Cringe anti-abortion fan fiction
Now, it’s the Atlantic who have stepped up with embarrassing “if Republican opponents of abortion were different things wouldn’t be the same” fantasies:
A better tack: Rather than tee up an exhausting, decades-long legal battle over whether crisis pregnancy centers (the modern anti-abortion movement’s preferred delivery method for services, money, and goods for women in need) ought to receive state funds and under what conditions, agree that pregnancy, childbirth, and postpartum care should all be free, and demand that the federal government make it so.
[…]
And yet: Where’s the constituency for effecting this kind of change?

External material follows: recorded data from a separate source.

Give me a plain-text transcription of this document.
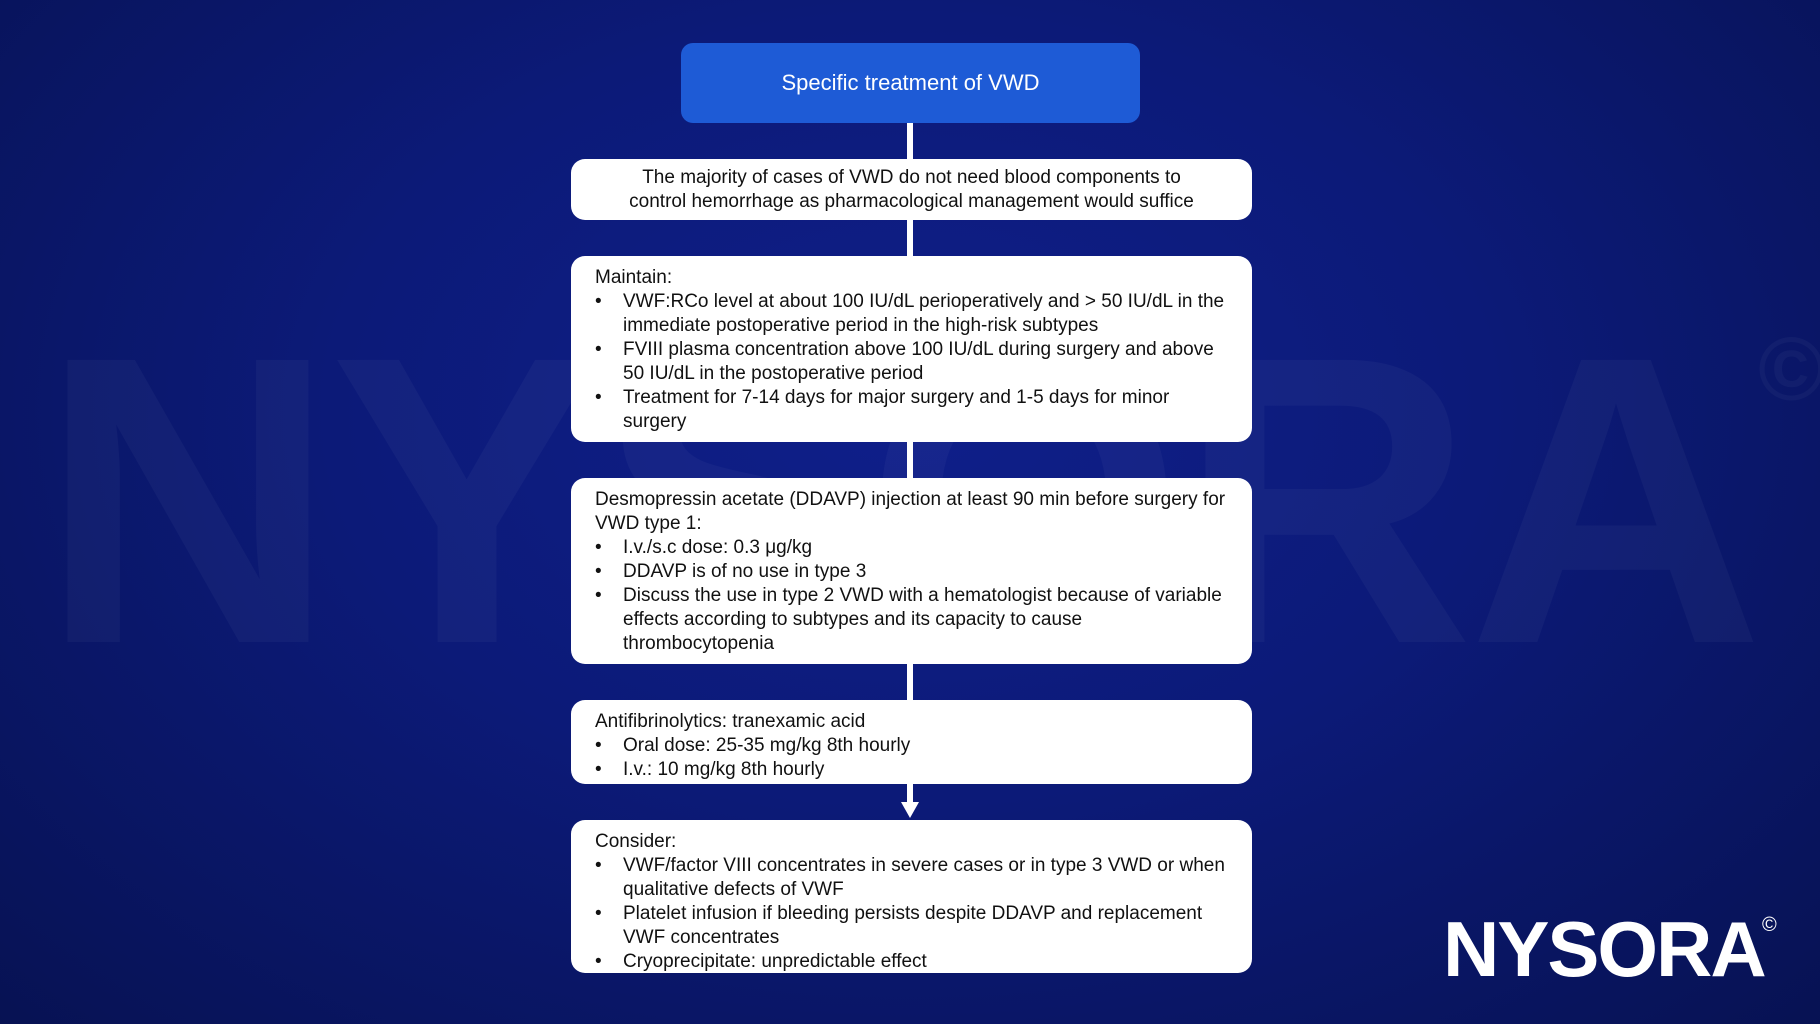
Specific treatment of VWD
The majority of cases of VWD do not need blood components to
control hemorrhage as pharmacological management would suffice
Maintain:
• VWF:RCo level at about 100 IU/dL perioperatively and > 50 IU/dL in the immediate postoperative period in the high-risk subtypes
• FVIII plasma concentration above 100 IU/dL during surgery and above 50 IU/dL in the postoperative period
• Treatment for 7-14 days for major surgery and 1-5 days for minor surgery
Desmopressin acetate (DDAVP) injection at least 90 min before surgery for VWD type 1:
• I.v./s.c dose: 0.3 μg/kg
• DDAVP is of no use in type 3
• Discuss the use in type 2 VWD with a hematologist because of variable effects according to subtypes and its capacity to cause thrombocytopenia
Antifibrinolytics: tranexamic acid
• Oral dose: 25-35 mg/kg 8th hourly
• I.v.: 10 mg/kg 8th hourly
Consider:
• VWF/factor VIII concentrates in severe cases or in type 3 VWD or when qualitative defects of VWF
• Platelet infusion if bleeding persists despite DDAVP and replacement VWF concentrates
• Cryoprecipitate: unpredictable effect	NYSORA
©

Pro-lifers are a powerful bloc within the Republican Party—but still only a bloc, and they would need a fresh insurgence of allies to replace the business conservatives they would lose were they to sincerely demand concrete policy relief for mothers and babies. (Said fiscal conservatives have been openly hostile to generous programs for mothers and infants for years now, and I’ve seen nothing that makes me suspect they’ll undergo a change of heart now.)
Here’s the thing: American pro-lifers are fiscal conservatives. There are many states in which the pro-life movement has immense influence, and they’re making exactly the offers to pregnant women, mothers and children that actually existing pro-lifers want: nothing, not even the Medicaid expansion:
Hoping that overruling Roe will cause a Republican turn to social democracy is as deluded as liberal hawks thinking they could support the Iraq War without supporting George W. Bush’s Iraq War. They are what their record says they are pic.twitter.com/ahBomwjp8A— Scott Lemieux (@LemieuxLGM) July 9, 2022
It continues:
They would be wise to court politically estranged American independents, many of whom were sympathetic to Senator Bernie Sanders’s presidential runs, complete with his centerpiece proposal, Medicare for All. Creating a Medicare program for pregnancy and birth wouldn’t remotely accomplish what Sanders envisioned, but it would save lives, promote healthier moms and babies, and rescue millions of parents from stressful financial burdens and the threat of medical debt.
Here’s the thing: the set of people with a preference ranking of [Bernie>Trump>mainstream liberal] –or, to be charitable, [Bernie>(Trump=mainstream liberal], are 1)Liz and Matt Breunig, and 2)that’s it. Not only is it not a political movement, it’s not enough to be a Dungeons and Dragons game. Nothing about Dobbs is going to turn a material number of opponents of legal abortions’ into social democrats. A small handful of pro-life Republicans could act to pass the generous child care credit most mainstream Democrats favor; it’s not happening because they don’t want to.
There'll be a couple mil devoted to Limited Free Pampers Subsidies and all the anti-abortionist will say "see? We're pro-life for reals" and then they'll ban contraceptives.
This bullshit could not get more obvious.— Roy Edroso (@edroso) July 9, 2022
American pro-lifers are getting exactly the policy mix they want in Mississippi and Alabama. Whether you want to support that is up to you, but social democracy is coming to the Republican Party never.